Researchers then tend to draw conclusions and train systems only on those faces, and the study “often doesn’t transfer at all to people whose appearances may be different,” Cook says.
“By only including photos of white people, the research is not only not universally applicable, but also completely overlooks who will face the gravest threat from this application of facial recognition, as LGBT people living under repressive regimes are most likely to be people of colour,” Polatin-Reuben adds.
Kosinski and Wang acknowledged some of the study’s limitations.
For example, they pointed out the high accuracy rate doesn’t mean that 91% of the gay men in a given population can be identified, as it only applies when one of the two images presented is known to belong to a gay person.
Naturally, in the real world the accuracy rate would be much lower, as a simulation of a sample of 1,000 men with at least five photographs showed.
In that case, the system selected the 100 males most likely to be gay but only 47 of those actually were.
GLAAD’s Halloran said the research “isn’t science or news, but it’s a description of beauty standards on dating sites that ignores huge segments of the LGBTQ community, including people of color, transgender people, older individuals, and other LGBTQ people who don’t want to post photos on dating sites.”
Kosinski and Wang said they were so disturbed by the results that they spent a lot of time considering whether “they should be made public at all.”
But they stressed their findings have “serious privacy implications” as with millions of facial pictures publicly available on Facebook, Instagram, and other social media, everyone can virtually go on a sexual detection spree without the individuals’ consent.
“We did not want to enable the very risks that we are warning against,” they said.
However, that’s exactly what they did according to HRC.
“Imagine for a moment the potential consequences if this flawed research were used to support a brutal regime’s efforts to identify and/or persecute people they believed to be gay,” HRC Director of Public Education and Research Ashland Johnson, said.
The researchers kind of preventively counter-argued in the study that governments and corporations are already using such tools, and said they wanted to warn policymakers and LGBTQ communities about the huge risks they’re facing if this technology falls in the wrong hands.
Facial images of billions of people are stockpiled in digital and traditional archives, including dating platforms, photo-sharing websites, and government databases.
Profile pictures on Facebook, LinkedIn, and Google Plus are public by default.

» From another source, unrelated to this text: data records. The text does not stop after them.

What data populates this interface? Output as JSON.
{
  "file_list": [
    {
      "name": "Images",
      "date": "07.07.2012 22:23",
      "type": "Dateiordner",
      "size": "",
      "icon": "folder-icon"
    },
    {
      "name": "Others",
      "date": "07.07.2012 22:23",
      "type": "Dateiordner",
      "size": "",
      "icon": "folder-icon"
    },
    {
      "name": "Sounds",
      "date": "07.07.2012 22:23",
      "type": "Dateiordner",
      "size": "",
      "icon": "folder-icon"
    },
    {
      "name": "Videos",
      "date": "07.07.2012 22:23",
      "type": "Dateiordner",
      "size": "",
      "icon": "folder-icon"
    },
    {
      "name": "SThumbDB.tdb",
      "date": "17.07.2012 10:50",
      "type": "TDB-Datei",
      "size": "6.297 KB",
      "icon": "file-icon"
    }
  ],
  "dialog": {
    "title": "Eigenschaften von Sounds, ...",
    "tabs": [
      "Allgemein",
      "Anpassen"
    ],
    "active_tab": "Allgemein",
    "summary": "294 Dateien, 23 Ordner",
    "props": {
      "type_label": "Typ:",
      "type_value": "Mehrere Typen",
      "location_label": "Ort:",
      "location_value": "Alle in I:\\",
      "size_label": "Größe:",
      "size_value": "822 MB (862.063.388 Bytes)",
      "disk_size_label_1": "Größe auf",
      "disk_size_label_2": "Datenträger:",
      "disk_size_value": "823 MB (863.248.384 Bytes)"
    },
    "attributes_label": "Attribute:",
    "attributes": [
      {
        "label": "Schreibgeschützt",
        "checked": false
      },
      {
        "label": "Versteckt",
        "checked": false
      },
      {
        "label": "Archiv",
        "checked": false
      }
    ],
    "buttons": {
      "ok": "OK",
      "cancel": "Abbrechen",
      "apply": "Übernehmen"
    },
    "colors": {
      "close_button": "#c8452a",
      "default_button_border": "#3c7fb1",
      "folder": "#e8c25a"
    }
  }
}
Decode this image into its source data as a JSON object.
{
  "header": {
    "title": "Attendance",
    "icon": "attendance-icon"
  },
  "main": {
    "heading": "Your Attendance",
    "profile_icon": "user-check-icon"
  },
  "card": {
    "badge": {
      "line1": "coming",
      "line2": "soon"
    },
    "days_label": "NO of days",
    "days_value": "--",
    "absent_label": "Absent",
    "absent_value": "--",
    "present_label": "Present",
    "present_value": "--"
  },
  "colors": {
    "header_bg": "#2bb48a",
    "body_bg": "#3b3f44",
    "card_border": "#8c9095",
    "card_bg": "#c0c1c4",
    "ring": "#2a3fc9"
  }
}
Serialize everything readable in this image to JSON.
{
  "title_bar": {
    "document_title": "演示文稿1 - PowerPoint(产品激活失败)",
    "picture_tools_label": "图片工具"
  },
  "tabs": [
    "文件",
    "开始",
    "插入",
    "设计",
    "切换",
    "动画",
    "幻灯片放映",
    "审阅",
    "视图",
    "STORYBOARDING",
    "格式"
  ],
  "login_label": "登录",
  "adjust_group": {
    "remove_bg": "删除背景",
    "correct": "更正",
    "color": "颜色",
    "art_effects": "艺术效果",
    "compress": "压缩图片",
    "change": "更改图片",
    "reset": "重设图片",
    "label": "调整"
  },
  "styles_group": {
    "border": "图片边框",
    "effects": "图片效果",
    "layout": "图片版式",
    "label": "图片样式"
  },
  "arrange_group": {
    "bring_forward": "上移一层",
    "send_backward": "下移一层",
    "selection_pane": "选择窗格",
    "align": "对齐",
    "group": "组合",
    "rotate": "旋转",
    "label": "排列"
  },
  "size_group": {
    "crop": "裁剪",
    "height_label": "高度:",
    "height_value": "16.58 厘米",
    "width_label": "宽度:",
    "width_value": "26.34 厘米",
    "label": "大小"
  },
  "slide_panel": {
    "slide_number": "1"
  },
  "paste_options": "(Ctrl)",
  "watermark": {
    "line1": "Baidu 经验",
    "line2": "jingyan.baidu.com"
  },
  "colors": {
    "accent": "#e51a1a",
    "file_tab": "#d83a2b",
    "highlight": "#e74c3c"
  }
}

CCTV cameras and smartphones can be used to take pictures of others’ faces without their permission.
According to Cook, this is actually a key point as the main point with these papers, more than verifying whether they’re accurate or not, is whether people will actually use them.
“If businesses wanted to use this to refuse service to gay people, it doesn’t actually matter if the system works or not — it’s still wrong and terrifying,” Cook said.
“The thing that makes this technology really scary is that AI and computers have an aura of trustworthiness about them — it feels scientific and acceptable to do something hateful through a computer.”
Glaad and the HRC said they spoke with Stanford University months before the study’s publication — but there was no follow-up on their concerns.
They concluded: “Based on this information, media headlines that claim AI can tell if someone is gay by looking one photo of your face are factually inaccurate.”